The SSP wants MSPs to follow the Welsh Assembly, which will phase out charges by 2007.
The bill has moved to the health committee for discussion by MSPs and is being backed by the public services union Unison.
Unison health organiser Jim Devine said cost was a factor in 75,000 prescriptions not being picked up every year in Scotland.
About 91% of items dispensed in Scotland are already supplied free of charge.
Speaking on BBC Radio's Good Morning Scotland programme, Mr Devine said the Scottish Executive raised £43m every year through prescription charges and argued that the Scottish taxpayer should not be footing the bill.
He said too many people in Scotland were "storing up" health difficulties and not collecting the prescriptions they needed.
"They go into their chemist for a headache and buy painkillers," he went on.
"In the vast majority of cases, this will suffice. But in some other cases we have more serious problems and we store up difficulties.

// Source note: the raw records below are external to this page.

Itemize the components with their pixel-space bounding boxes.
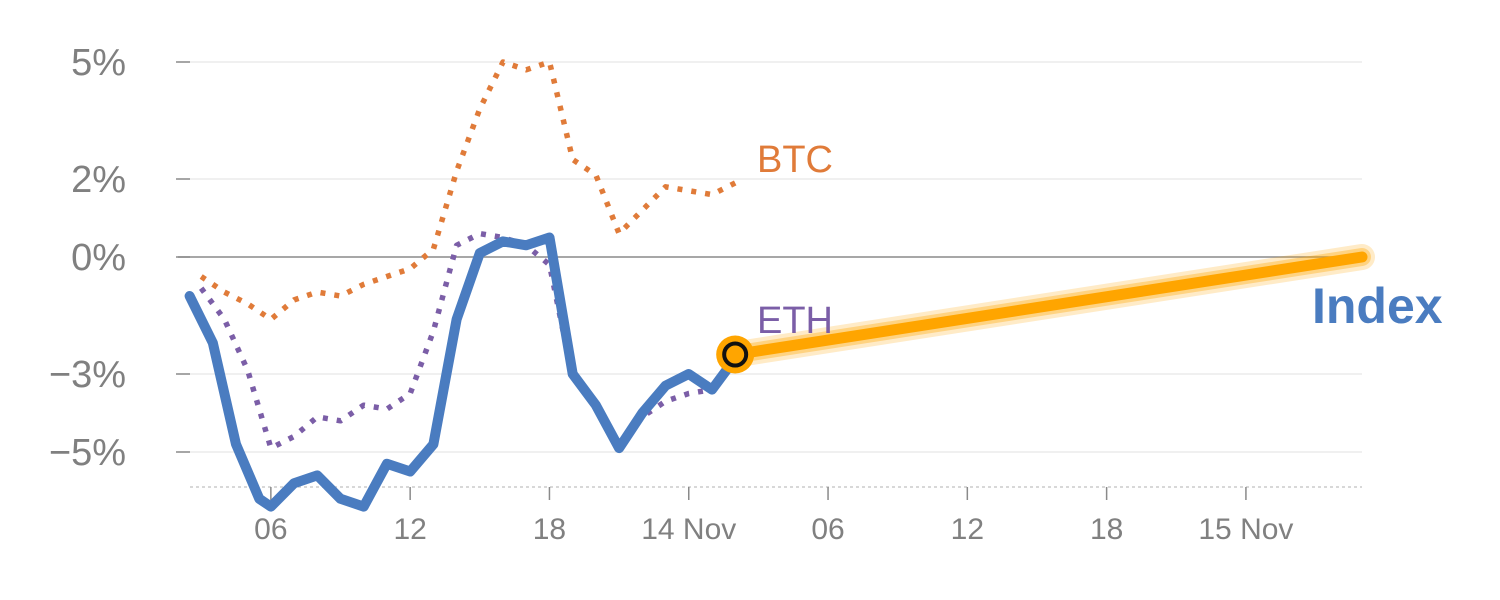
y-tick-label: 2% bbox=[71, 159, 126, 201]
x-tick-label: 15 Nov bbox=[1198, 513, 1293, 546]
marker-point bbox=[722, 341, 749, 368]
index-series-label: Index bbox=[1312, 278, 1443, 334]
x-tick-label: 14 Nov bbox=[641, 513, 736, 546]
y-tick-label: −3% bbox=[49, 354, 126, 396]
forecast-line bbox=[729, 251, 1368, 360]
y-tick-label: −5% bbox=[49, 432, 126, 474]
x-tick-label: 06 bbox=[254, 513, 287, 546]
eth-series-line bbox=[198, 230, 738, 451]
current-marker bbox=[716, 335, 755, 374]
x-tick-label: 18 bbox=[1090, 513, 1123, 546]
x-tick-label: 12 bbox=[393, 513, 426, 546]
series-labels: BTC ETH Index bbox=[757, 139, 1443, 342]
eth-series-label: ETH bbox=[757, 300, 833, 342]
y-tick-label: 0% bbox=[71, 237, 126, 279]
y-axis: 5% 2% 0% −3% −5% bbox=[49, 42, 190, 474]
forecast-band bbox=[722, 244, 1375, 368]
x-tick-label: 12 bbox=[951, 513, 984, 546]
series-lines bbox=[184, 59, 741, 512]
btc-series-label: BTC bbox=[757, 139, 833, 181]
index-series-line bbox=[184, 232, 741, 512]
x-axis: 06 12 18 14 Nov 06 12 18 15 Nov bbox=[190, 486, 1362, 546]
x-tick-label: 06 bbox=[811, 513, 844, 546]
btc-series-line bbox=[199, 59, 737, 323]
y-tick-label: 5% bbox=[71, 42, 126, 84]
grid-lines bbox=[178, 61, 1362, 453]
x-tick-label: 18 bbox=[533, 513, 566, 546]
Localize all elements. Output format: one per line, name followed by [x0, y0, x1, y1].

"We store up difficulties in heart disease, strokes and people who have just been discharged from psychiatric hospital.
"If the choice is between eating and medication, they will choose eating."
Mr Devine said he was "astonished" by the Scottish Executive talking about the successes of efficient government when the country's drugs bill had reached nearly £1bn.
"According to Audit Scotland, that bill has doubled in real terms in seven years," he added.
"The health service has been a cash cow for drug companies and we believe we should learn lessons from other countries, sit down with the drug companies and ensure they pick up this tab."